Data Visualization: About

What is data visualization?

Data visualization is the presentation of data in a pictorial or graphical format. A well-designed figure can have a huge impact on the communication of research results. Data visualizations can include word clouds, bar charts, maps, or even simple tables. 

According to Noah Illinsky at IBM's Center for Advanced Visualization, a successful visualization:

  1. Has clear purpose (why this visualization)
  2. Includes only the relevant content (what are you visualizing)
  3. Uses appropriate structure (how are you visualizing it)
  4. Has useful formatting (everything else)

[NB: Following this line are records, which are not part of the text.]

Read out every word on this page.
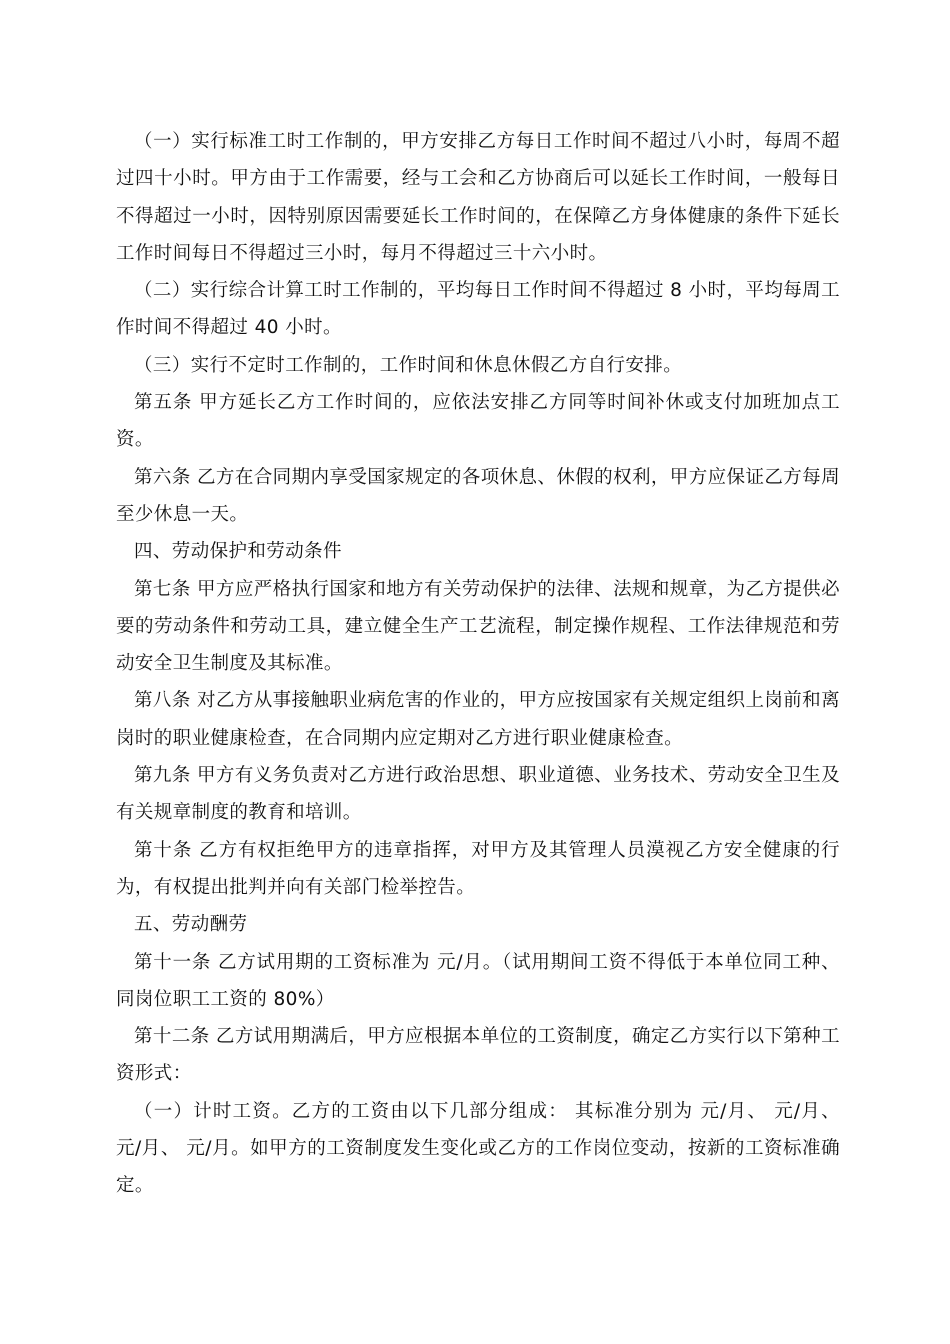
（一）实行标准工时工作制的，甲方安排乙方每日工作时间不超过八小时，每周不超过四十小时。甲方由于工作需要，经与工会和乙方协商后可以延长工作时间，一般每日不得超过一小时，因特别原因需要延长工作时间的，在保障乙方身体健康的条件下延长工作时间每日不得超过三小时，每月不得超过三十六小时。

（二）实行综合计算工时工作制的，平均每日工作时间不得超过 8 小时，平均每周工作时间不得超过 40 小时。

（三）实行不定时工作制的，工作时间和休息休假乙方自行安排。

第五条 甲方延长乙方工作时间的，应依法安排乙方同等时间补休或支付加班加点工资。

第六条 乙方在合同期内享受国家规定的各项休息、休假的权利，甲方应保证乙方每周至少休息一天。

四、劳动保护和劳动条件

第七条 甲方应严格执行国家和地方有关劳动保护的法律、法规和规章，为乙方提供必要的劳动条件和劳动工具，建立健全生产工艺流程，制定操作规程、工作法律规范和劳动安全卫生制度及其标准。

第八条 对乙方从事接触职业病危害的作业的，甲方应按国家有关规定组织上岗前和离岗时的职业健康检查，在合同期内应定期对乙方进行职业健康检查。

第九条 甲方有义务负责对乙方进行政治思想、职业道德、业务技术、劳动安全卫生及有关规章制度的教育和培训。

第十条 乙方有权拒绝甲方的违章指挥，对甲方及其管理人员漠视乙方安全健康的行为，有权提出批判并向有关部门检举控告。

五、劳动酬劳

第十一条 乙方试用期的工资标准为 元/月。（试用期间工资不得低于本单位同工种、同岗位职工工资的 80%）

第十二条 乙方试用期满后，甲方应根据本单位的工资制度，确定乙方实行以下第种工资形式：

（一）计时工资。乙方的工资由以下几部分组成： 其标准分别为 元/月、 元/月、 元/月、 元/月。如甲方的工资制度发生变化或乙方的工作岗位变动，按新的工资标准确定。
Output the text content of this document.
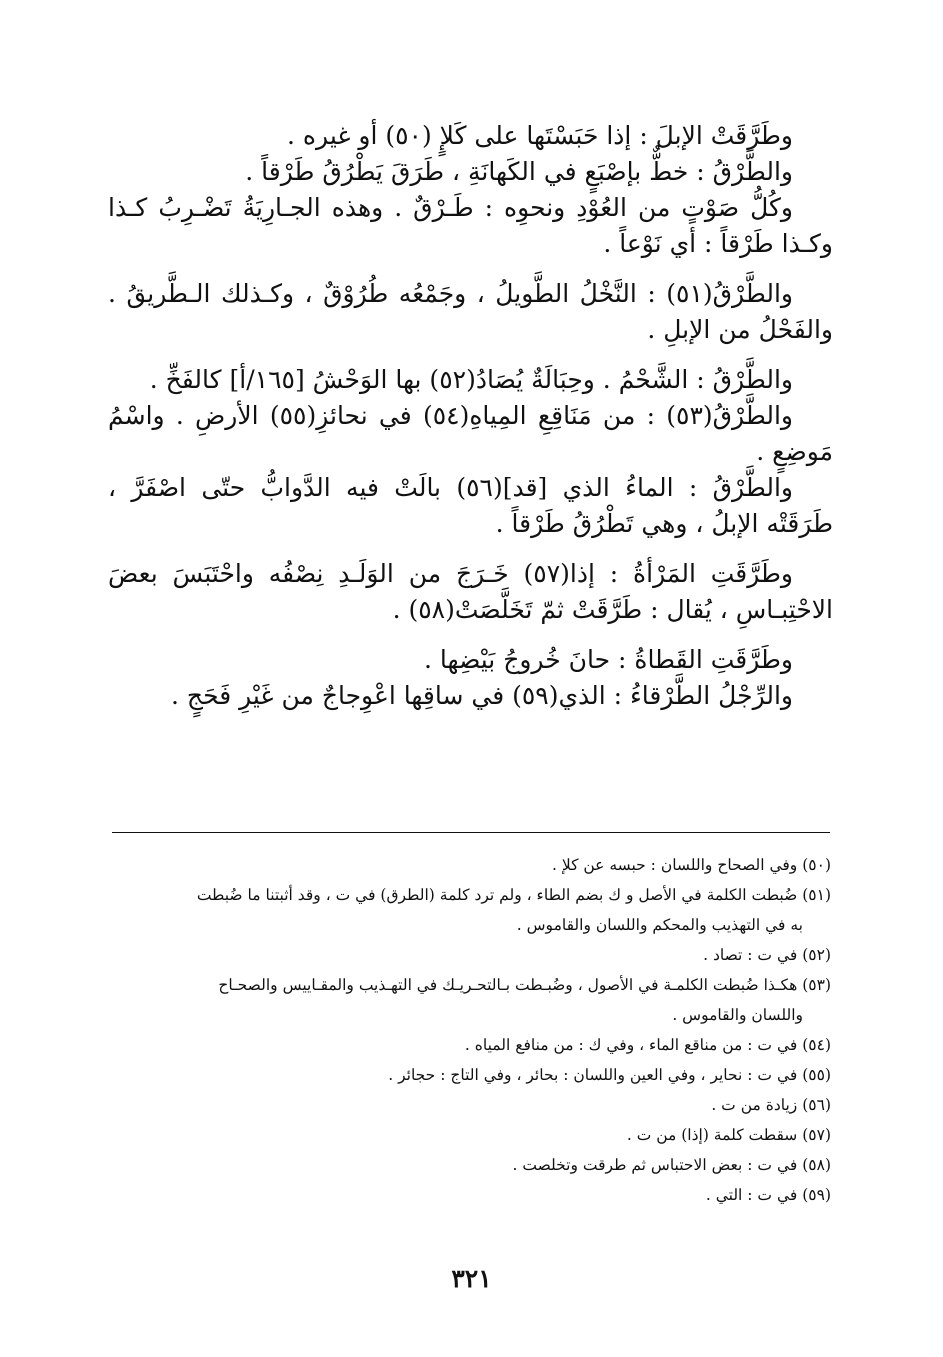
وطَرَّقَتْ الإبلَ : إذا حَبَسْتَها على كَلإٍ (٥٠) أو غيره .

والطَّرْقُ : خطٌّ بإصْبَعٍ في الكَهانَةِ ، طَرَقَ يَطْرُقُ طَرْقاً .

وكُلُّ صَوْتٍ من العُوْدِ ونحوِه : طَـرْقٌ . وهذه الجـارِيَةُ تَضْـرِبُ كـذا وكـذا طَرْقاً : أي نَوْعاً .

والطَّرْقُ(٥١) : النَّخْلُ الطَّويلُ ، وجَمْعُه طُرُوْقٌ ، وكـذلك الـطَّريقُ . والفَحْلُ من الإبلِ .

والطَّرْقُ : الشَّحْمُ . وحِبَالَةٌ يُصَادُ(٥٢) بها الوَحْشُ [١٦٥/أ] كالفَخِّ .

والطَّرْقُ(٥٣) : من مَنَاقِعِ المِياهِ(٥٤) في نحائزِ(٥٥) الأرضِ . واسْمُ مَوضِعٍ .

والطَّرْقُ : الماءُ الذي [قد](٥٦) بالَتْ فيه الدَّوابُّ حتّى اصْفَرَّ ، طَرَقَتْه الإبلُ ، وهي تَطْرُقُ طَرْقاً .

وطَرَّقَتِ المَرْأةُ : إذا(٥٧) خَـرَجَ من الوَلَـدِ نِصْفُه واحْتَبَسَ بعضَ الاحْتِبـاسِ ، يُقال : طَرَّقَتْ ثمّ تَخَلَّصَتْ(٥٨) .

وطَرَّقَتِ القَطاةُ : حانَ خُروجُ بَيْضِها .

والرِّجْلُ الطَّرْقاءُ : الذي(٥٩) في ساقِها اعْوِجاجٌ من غَيْرِ فَحَجٍ .

(٥٠) وفي الصحاح واللسان : حبسه عن كلإ .

(٥١) ضُبطت الكلمة في الأصل و ك بضم الطاء ، ولم ترد كلمة (الطرق) في ت ، وقد أثبتنا ما ضُبطت
به في التهذيب والمحكم واللسان والقاموس .

(٥٢) في ت : تصاد .

(٥٣) هكـذا ضُبطت الكلمـة في الأصول ، وضُبـطت بـالتحـريـك في التهـذيب والمقـاييس والصحـاح
واللسان والقاموس .

(٥٤) في ت : من مناقع الماء ، وفي ك : من منافع المياه .

(٥٥) في ت : نحاير ، وفي العين واللسان : بحائر ، وفي التاج : حجائر .

(٥٦) زيادة من ت .

(٥٧) سقطت كلمة (إذا) من ت .

(٥٨) في ت : بعض الاحتباس ثم طرقت وتخلصت .

(٥٩) في ت : التي .

٣٢١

Read more about The Four Pillars of Visualization.

Why Visualize?

  • Visualizations reveal patterns in data. See Anscombe's Quartet as an example - the quartet consists of four datasets that have nearly identical statistical properties; however, when graphed in scatter plots, they reveal four distinct patterns.
  • They help us make comparisons. Bar charts, grouped bar charts, and histograms are good examples of visualizations that allow for easy comparisons. A well-crafted visualization will enable you to quickly compare one variable (or a set of variables) against another.
  • They enable us to discover new information. Data in its raw or even in its cleaned form makes it difficult or nearly impossible to discover new information, trends, or correlations.
  • They enable us to comprehend massive amounts of data. See the visualization of flight patterns in the US by Aaron Koblin, part of the Celestial Mechanics project at UCLA. 

 

 

Preparing Data for Visualization

Data visualization can reveal problems in your data collection if it hasn't been cleaned properly. You don't want to make assumptions that aren't warranted! Read Hadley Wickham's "Tidy Data" to learn more about cleaning your data.